For the first time in Ken’s presence, the
master was baffled for a second. Then he let loose a belly laugh.
He slipped back into his impassive demeanor. “The boy you speak of
quit the dojo. He broke the unity of the group. You are an outside
person. You can never join. Therefore you won’t have the
opportunity to quit and be killed.”
“I don’t want to join them. I want to take
lessons from you. I can trade stuff for the lessons.” Ken placed
the box of latrine vents at Sikung’s feet. He lifted one metal vent
from the box and wiggled his hot fingers under the mesh. “Hibachi
grill!”
“You dishonor your father. You dishonor
American warriors with this purloined gift.” Sikung Wu’s quietly
spoken words caused Ken to step back. A brown worm humped its way
up the box.
Sikung said, “Your desire to be strong makes
you weak. Have less desire.”
Without forethought, Ken’s hand plunged into
his pocket and produced the quartz he’d found in his grandfather’s
garden nearly two summers ago. Sikung’s hand blurred. The stone
disappeared from Ken’s hand to reappear in Sikung’s callused palm.

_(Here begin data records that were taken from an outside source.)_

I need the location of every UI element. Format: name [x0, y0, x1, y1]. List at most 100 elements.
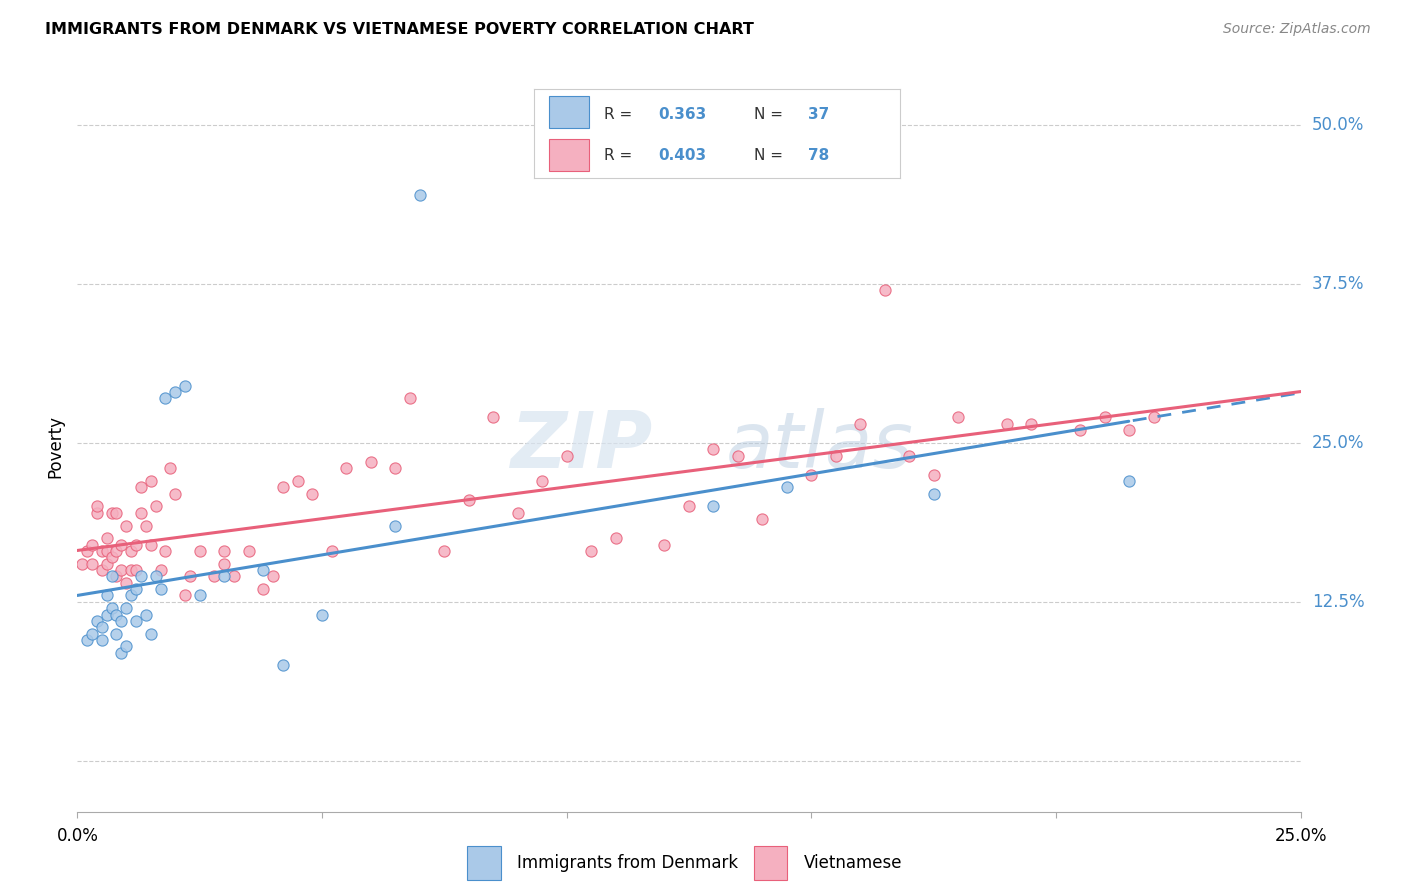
Point — [433, 544, 456, 558]
Point — [174, 589, 197, 603]
Text: 0.0%: 0.0% — [56, 827, 98, 845]
Point — [90, 620, 112, 634]
Point — [115, 575, 138, 590]
Point — [90, 563, 112, 577]
Text: 0.363: 0.363 — [658, 107, 707, 121]
Point — [995, 417, 1018, 431]
Point — [727, 449, 749, 463]
Y-axis label: Poverty: Poverty — [46, 415, 65, 477]
Text: 25.0%: 25.0% — [1312, 434, 1364, 452]
Point — [311, 607, 333, 622]
Point — [105, 626, 128, 640]
Point — [80, 626, 103, 640]
Point — [898, 449, 921, 463]
Point — [80, 557, 103, 571]
Point — [506, 506, 529, 520]
Point — [100, 601, 122, 615]
Point — [70, 557, 93, 571]
Point — [125, 614, 148, 628]
Point — [849, 417, 872, 431]
Point — [252, 582, 274, 596]
Point — [120, 589, 142, 603]
Point — [105, 569, 128, 583]
Point — [100, 506, 122, 520]
Point — [824, 449, 846, 463]
Bar — [754, 846, 787, 880]
Point — [86, 614, 108, 628]
Point — [946, 410, 969, 425]
Point — [139, 474, 162, 488]
Point — [149, 563, 172, 577]
Point — [188, 589, 211, 603]
Point — [238, 544, 260, 558]
Point — [174, 378, 197, 392]
Point — [125, 582, 148, 596]
Bar — [467, 846, 501, 880]
Text: atlas: atlas — [725, 408, 914, 484]
Point — [129, 480, 152, 494]
Text: Vietnamese: Vietnamese — [804, 854, 903, 872]
Text: Immigrants from Denmark: Immigrants from Denmark — [517, 854, 738, 872]
Text: 12.5%: 12.5% — [1312, 593, 1364, 611]
Point — [252, 563, 274, 577]
Point — [384, 461, 406, 475]
Point — [155, 392, 177, 406]
Point — [159, 461, 181, 475]
Text: 25.0%: 25.0% — [1274, 827, 1327, 845]
Text: 37: 37 — [808, 107, 830, 121]
Point — [271, 658, 294, 673]
Point — [76, 632, 98, 647]
Text: N =: N = — [754, 148, 787, 162]
Point — [654, 538, 676, 552]
Point — [96, 589, 118, 603]
Point — [120, 563, 142, 577]
Text: 0.403: 0.403 — [658, 148, 707, 162]
Point — [360, 455, 382, 469]
Point — [1118, 474, 1140, 488]
Point — [212, 557, 235, 571]
Point — [384, 518, 406, 533]
Point — [222, 569, 245, 583]
Point — [702, 442, 724, 457]
Text: N =: N = — [754, 107, 787, 121]
Point — [165, 486, 187, 500]
Point — [482, 410, 505, 425]
Text: R =: R = — [603, 107, 637, 121]
Point — [96, 607, 118, 622]
Text: 37.5%: 37.5% — [1312, 275, 1364, 293]
Point — [678, 500, 700, 514]
Point — [76, 544, 98, 558]
Point — [86, 500, 108, 514]
Point — [129, 569, 152, 583]
Text: R =: R = — [603, 148, 637, 162]
Point — [155, 544, 177, 558]
Point — [271, 480, 294, 494]
Point — [96, 544, 118, 558]
Point — [90, 544, 112, 558]
Point — [179, 569, 201, 583]
Point — [922, 467, 945, 482]
Point — [105, 607, 128, 622]
Point — [96, 557, 118, 571]
Point — [115, 601, 138, 615]
Point — [110, 538, 132, 552]
Point — [800, 467, 823, 482]
Point — [579, 544, 602, 558]
Point — [149, 582, 172, 596]
Bar — [548, 96, 589, 128]
Point — [1069, 423, 1091, 437]
Point — [90, 632, 112, 647]
Point — [1021, 417, 1043, 431]
Point — [115, 640, 138, 654]
Point — [80, 538, 103, 552]
Point — [301, 486, 323, 500]
Point — [135, 607, 157, 622]
Point — [86, 506, 108, 520]
Point — [751, 512, 773, 526]
Bar — [548, 139, 589, 171]
Point — [120, 544, 142, 558]
Point — [321, 544, 343, 558]
Point — [409, 187, 432, 202]
Point — [100, 569, 122, 583]
Point — [1118, 423, 1140, 437]
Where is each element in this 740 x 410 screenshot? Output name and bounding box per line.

He threw it. The quartz landed out of earshot. Ken opened his mouth
to shout, “You jerk!” but didn’t.
“Even things of rock are not everlasting and
will decay.” Sikung spoke softly. “Your grandfather is not in that
stone. He’s in the wind and the trees and every stone.”

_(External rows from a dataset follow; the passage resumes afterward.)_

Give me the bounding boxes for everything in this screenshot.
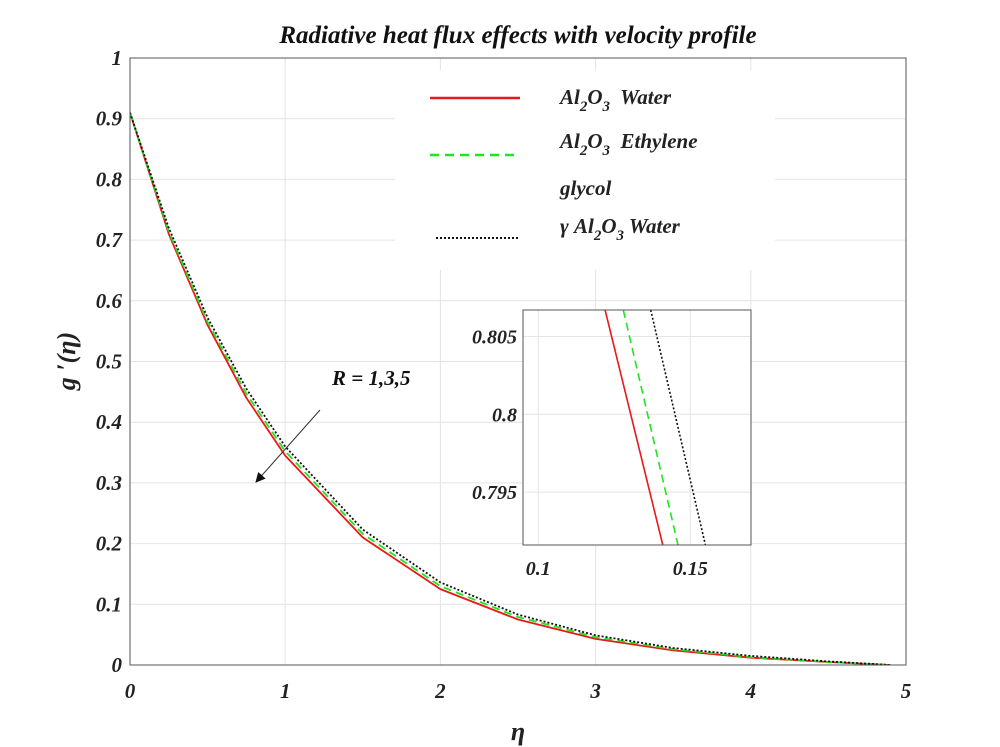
inset-x-tick-label: 0.1 <box>526 558 551 580</box>
main-ticks: 0 1 2 3 4 5 0 0.1 0.2 0.3 0.4 0.5 0.6 0.7 0.8 0.9 1 <box>96 46 912 703</box>
y-tick-label: 0.4 <box>96 410 122 434</box>
inset-series-line-2 <box>622 310 679 545</box>
legend-label-gamma-water: γ Al2O3 Water <box>560 214 681 244</box>
y-tick-label: 0.9 <box>96 107 123 131</box>
legend-label-ethylene: Al2O3 Ethylene <box>558 129 698 159</box>
y-tick-label: 0.6 <box>96 289 123 313</box>
legend-label-water: Al2O3 Water <box>558 85 672 115</box>
y-tick-label: 0.2 <box>96 532 123 556</box>
y-tick-label: 0.7 <box>96 228 124 252</box>
series-line-2 <box>130 112 891 665</box>
x-tick-label: 4 <box>745 679 757 703</box>
inset-series-line-1 <box>604 310 664 545</box>
legend-label-ethylene-cont: glycol <box>559 176 611 200</box>
y-tick-label: 1 <box>112 46 123 70</box>
x-tick-label: 1 <box>280 679 291 703</box>
inset-plot-area <box>523 310 751 545</box>
inset-series-group <box>604 310 707 545</box>
inset-y-tick-label: 0.795 <box>472 482 517 504</box>
main-series-group <box>130 112 891 665</box>
y-tick-label: 0.8 <box>96 167 123 191</box>
inset-series-line-3 <box>649 310 707 545</box>
legend-box <box>395 70 775 270</box>
annotation-arrow <box>255 409 321 483</box>
y-tick-label: 0 <box>112 653 123 677</box>
inset-grid <box>523 310 751 545</box>
inset-ticks: 0.1 0.15 0.795 0.8 0.805 <box>472 326 708 580</box>
x-tick-label: 3 <box>589 679 601 703</box>
inset-x-tick-label: 0.15 <box>673 558 708 580</box>
y-tick-label: 0.3 <box>96 471 122 495</box>
legend: Al2O3 Water Al2O3 Ethylene glycol γ Al2O… <box>395 70 775 270</box>
chart-title: Radiative heat flux effects with velocit… <box>278 22 756 49</box>
x-tick-label: 2 <box>434 679 446 703</box>
x-tick-label: 5 <box>901 679 912 703</box>
y-axis-label: g ′(η) <box>52 332 81 391</box>
y-tick-label: 0.1 <box>96 592 122 616</box>
inset-y-tick-label: 0.8 <box>492 404 517 426</box>
y-tick-label: 0.5 <box>96 350 122 374</box>
inset-frame <box>522 309 752 546</box>
series-line-3 <box>130 112 891 665</box>
x-axis-label: η <box>511 717 525 746</box>
plot-frame <box>129 57 907 666</box>
x-tick-label: 0 <box>125 679 136 703</box>
annotation-r-values: R = 1,3,5 <box>331 366 410 390</box>
inset-y-tick-label: 0.805 <box>472 326 517 348</box>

A roar of confusion mixed up with anger
deafened Ken to whatever Sikung Wu was saying next. He saw the
Chinese man’s lips and mole hairs move, but he heard only the din
in his head. He’d never mentioned his grandpap to Sikung. How did
the old troll know that the stone crystallized Ken’s memory and
love for Grandpap Paderson?
“If you want to learn practical and healthful
skills,” Sikung Wu was saying, “you learn from water. Water
subjugates fire, of which you have too much. Your body is out of
balance. When you understand the water principle, you will be a
wise individual and then you can teach me.” His mouth twisted up in
a grin, and he jabbed Ken in the shoulder with a rigid index
finger. “I won’t give you hibachi for tuition.”